Where the audit outcome results in “significant assurance”, the executive summary from the auditor’s report is sent to the Audit Committee together with a summary list of the recommendations showing a description of the recommendations, the priority rating, the responsibility for action (ie post-holder) and approved timescale for action. In these cases there is no presentation by the internal auditors of the contents or related discussion; specific questions may however be addressed to the auditors or University management by Committee members.

Stage four: Follow-up

Clearly, the most critical aspect of “follow up” after an audit is the implementation and delivery of any remedial actions and improvement work identified within the audit report. Due consideration should be given to the priority level attached to the recommendations in the audit report and the timescales for action to which the University is committed. The Director of Finance will ensure that a register of actions and dates of implementation is maintained and seek regular confirmation of timely implementation. In the event of inaction the matter may be elevated to ULT.

Step 8. Progress Reports
The Finance Division undertakes an on-going exercise, monitoring the status of individual recommendations and will request regular progress updates from the nominated responsible officer. These progress reports are reported to each meeting of Audit Committee.

 

Progress reports will have one of 4 levels of status

PROVISIONALLY COMPLETED – the department/division believes that it has implemented the recommendation (signing off by the Head of Department / Division). Evidence of completion will be required to be sent to the Head of Financial Accounting and Treasury.

IN PROGRESS – within the agreed timeframe for implementation of the recommendation and on schedule to meet the agreed implementation date. No written update required.
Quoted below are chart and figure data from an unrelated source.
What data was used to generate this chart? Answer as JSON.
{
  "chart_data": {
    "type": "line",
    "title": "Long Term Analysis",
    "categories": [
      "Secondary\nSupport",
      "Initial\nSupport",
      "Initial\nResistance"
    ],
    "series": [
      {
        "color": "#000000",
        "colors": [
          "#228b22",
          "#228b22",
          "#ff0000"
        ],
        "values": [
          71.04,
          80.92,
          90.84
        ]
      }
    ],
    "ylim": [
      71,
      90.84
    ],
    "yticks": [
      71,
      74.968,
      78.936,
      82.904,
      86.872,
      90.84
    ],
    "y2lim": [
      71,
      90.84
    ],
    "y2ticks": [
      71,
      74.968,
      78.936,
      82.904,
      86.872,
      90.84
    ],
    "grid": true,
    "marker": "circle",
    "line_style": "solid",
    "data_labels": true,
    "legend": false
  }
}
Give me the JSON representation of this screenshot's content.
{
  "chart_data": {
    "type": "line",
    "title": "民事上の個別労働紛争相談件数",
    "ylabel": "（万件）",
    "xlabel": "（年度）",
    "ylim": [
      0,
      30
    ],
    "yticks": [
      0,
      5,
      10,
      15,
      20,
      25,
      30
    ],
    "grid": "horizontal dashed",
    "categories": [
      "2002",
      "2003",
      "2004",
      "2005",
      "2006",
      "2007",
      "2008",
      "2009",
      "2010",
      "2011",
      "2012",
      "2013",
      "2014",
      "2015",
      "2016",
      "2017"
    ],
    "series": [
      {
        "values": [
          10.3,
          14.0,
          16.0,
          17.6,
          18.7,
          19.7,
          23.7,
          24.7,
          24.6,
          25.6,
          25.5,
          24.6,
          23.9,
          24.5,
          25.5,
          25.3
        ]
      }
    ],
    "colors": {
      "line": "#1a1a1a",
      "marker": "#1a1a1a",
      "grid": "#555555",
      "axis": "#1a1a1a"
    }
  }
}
If during this period it becomes apparent that implementation is slipping, Audit Committee will require a written explanation of the current status of the recommendation to be supplied to the Head of Financial Accounting and Treasury for discussion with the Registrar and Secretary.

IN PROGRESS BUT OVERDUE– beyond the agreed implementation date and not yet implemented. requires a written explanation of the current status to be supplied to the DDF for discussion with the Registrar and Secretary.

NOT AGREED / SUPERSEDED – In exceptional circumstances there may be cases where a recommendation is better implemented through a wider project which has arisen after the initial drafting of the management response. In these cases, agreement is required from the Registrar and Secretary and a written explanation for the delay must be provided so that Audit Committee can consider granting a variation to the established ‘contract’

Step 9. Follow Up Review – The internal auditors will carry out a follow up review within 12 months of the initial audit. The aim of this is to be a signing off process whereby the status of recommendations can be changed from Provisionally Completed to Completed and therefore it is the expectation that all recommendations will be implemented before the follow up review is undertaken.

Each year the auditors select a sample of previous audits for a follow-up review. The purpose of the reviews is to check progress on the recommendations made from the last audit. During these reviews the completed action plan is used as a basis for the work to be undertaken and to examine the progress on the agreed recommendations.

The reporting process for follow-up work follows a similar pattern to that of the routine reporting processes  and units have the opportunity to respond to the audit findings prior to issue of the final report.